Thermoregulation: Temp monitored by hypothalamus

  • When body temperature increases, a decrease in sympathetic stimulation to the alpha receptors results in vasodilation. This is enhanced by bradykinin which is produced from sweat glands in response to hypothalamic activation.
  • When body temperature decreases this induces initial vasoconstriction.
43
Q

What is splanchnic circulation? what are the main characteristics?

A

Visceral organs within abdominal cavity

  • recieves 25% CO at rest the liver recieves 75% of its bloof from the hepatic portal vein and 25% from hepatic artery.
  • Increase in glandular activity in muscosal and submucosal layers increase release of bradykinin causing local vasodilation
  • Splanchnic circulation is controlled by autoregulatory mechanisms: during exercise Sympathetic stimulation to alpha receptors of the splanchnic arterioles and veins mediates vasoconstriction and venoconstriction.
44
Q

What is bradykinin?

A

An inflammatory mediator, acts as a vasodilator which therefore lowers blood pressure.

45
Q

Explain what happens in relation to the circulatory response in exercise?

A

exercise produces an increased blood flow to active muscles. Apart from the increase in CO, this is due mostly to vasodilation induced by local factors, decrease in the pressure of oxygen and an increase in the pressure of carbon dioxide etc. Capillaries open up allowing the tissues to participate in a greater extraction of oxygen from blood.

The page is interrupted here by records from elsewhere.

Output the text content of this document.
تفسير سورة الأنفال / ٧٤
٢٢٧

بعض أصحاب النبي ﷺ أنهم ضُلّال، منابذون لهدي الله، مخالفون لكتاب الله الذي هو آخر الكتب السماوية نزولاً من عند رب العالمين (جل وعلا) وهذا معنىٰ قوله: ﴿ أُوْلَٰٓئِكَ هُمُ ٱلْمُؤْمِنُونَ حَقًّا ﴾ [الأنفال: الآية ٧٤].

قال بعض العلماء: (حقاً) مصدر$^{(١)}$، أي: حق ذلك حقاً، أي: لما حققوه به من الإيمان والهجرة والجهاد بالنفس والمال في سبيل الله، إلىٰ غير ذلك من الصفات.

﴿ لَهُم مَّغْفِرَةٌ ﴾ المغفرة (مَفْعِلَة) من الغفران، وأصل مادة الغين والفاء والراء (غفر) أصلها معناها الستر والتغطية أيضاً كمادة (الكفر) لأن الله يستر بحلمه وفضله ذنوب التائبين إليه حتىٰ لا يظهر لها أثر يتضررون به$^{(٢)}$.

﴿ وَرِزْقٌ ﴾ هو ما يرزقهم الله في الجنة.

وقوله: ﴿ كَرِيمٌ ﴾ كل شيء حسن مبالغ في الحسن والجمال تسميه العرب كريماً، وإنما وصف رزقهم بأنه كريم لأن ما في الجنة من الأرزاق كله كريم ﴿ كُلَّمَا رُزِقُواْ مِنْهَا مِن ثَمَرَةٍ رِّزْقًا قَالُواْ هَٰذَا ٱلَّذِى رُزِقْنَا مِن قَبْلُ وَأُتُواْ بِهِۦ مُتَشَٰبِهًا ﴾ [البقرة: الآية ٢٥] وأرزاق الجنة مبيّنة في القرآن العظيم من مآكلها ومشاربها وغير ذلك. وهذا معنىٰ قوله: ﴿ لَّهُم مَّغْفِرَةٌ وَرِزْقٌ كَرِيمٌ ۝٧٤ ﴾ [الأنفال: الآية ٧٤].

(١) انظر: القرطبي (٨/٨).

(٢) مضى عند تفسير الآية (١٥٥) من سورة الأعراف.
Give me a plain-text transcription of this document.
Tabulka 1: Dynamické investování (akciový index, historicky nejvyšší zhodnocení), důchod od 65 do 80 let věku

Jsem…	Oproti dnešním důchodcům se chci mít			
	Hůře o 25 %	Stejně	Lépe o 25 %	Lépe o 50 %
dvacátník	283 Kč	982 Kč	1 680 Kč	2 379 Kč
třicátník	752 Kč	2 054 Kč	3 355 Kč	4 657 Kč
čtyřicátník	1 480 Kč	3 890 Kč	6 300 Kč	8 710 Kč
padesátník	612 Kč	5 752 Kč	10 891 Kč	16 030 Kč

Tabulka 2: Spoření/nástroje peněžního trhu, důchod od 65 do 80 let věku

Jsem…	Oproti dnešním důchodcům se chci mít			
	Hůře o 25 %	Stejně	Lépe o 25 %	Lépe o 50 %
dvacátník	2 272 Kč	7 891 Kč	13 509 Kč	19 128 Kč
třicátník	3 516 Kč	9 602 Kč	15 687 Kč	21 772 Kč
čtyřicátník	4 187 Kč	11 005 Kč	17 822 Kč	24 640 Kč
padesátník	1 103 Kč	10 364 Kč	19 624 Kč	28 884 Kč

Due to the Bohr effect, skeletal muscle is capable of removing 90% of oxygen from haemoglobin at maximum exercise levels.

46
Q

Why does skin circulation increase essentiall with exercise but then rapidly decreases?

A

Essentially the body tries to cool off by getting rid of heat as sweat, but as exercise increases the skeletal muscle has such a high demand for oxygen that circulation can not be “wasted” in vasodilating so it becomes more passively controlled by the circulatory system.

47
Q

What happens to regional circulation during exercise in the follwing areas:

Heart, gut and kidneys, skin, and brain?

A

Heart: coronary circulation increases due to the binding of adrenaline onto the coranary artery beta receptors; this is to meet the extra deman of the increased CO

Gut and kidneys: Gut and kindey arterioles are vasoconstricted by the alpha receptors

Skin: Essentially the body needs to get rid of heat so vasodilation to skin occurs

Brain: Remains constant; no change in metabolic rate

48
Q

What happens to cardiac output during exercise?

A

CO increases due to venoconstriction, vasodilation and increases myocardial contractility as well as the action of working muscles on leg veins.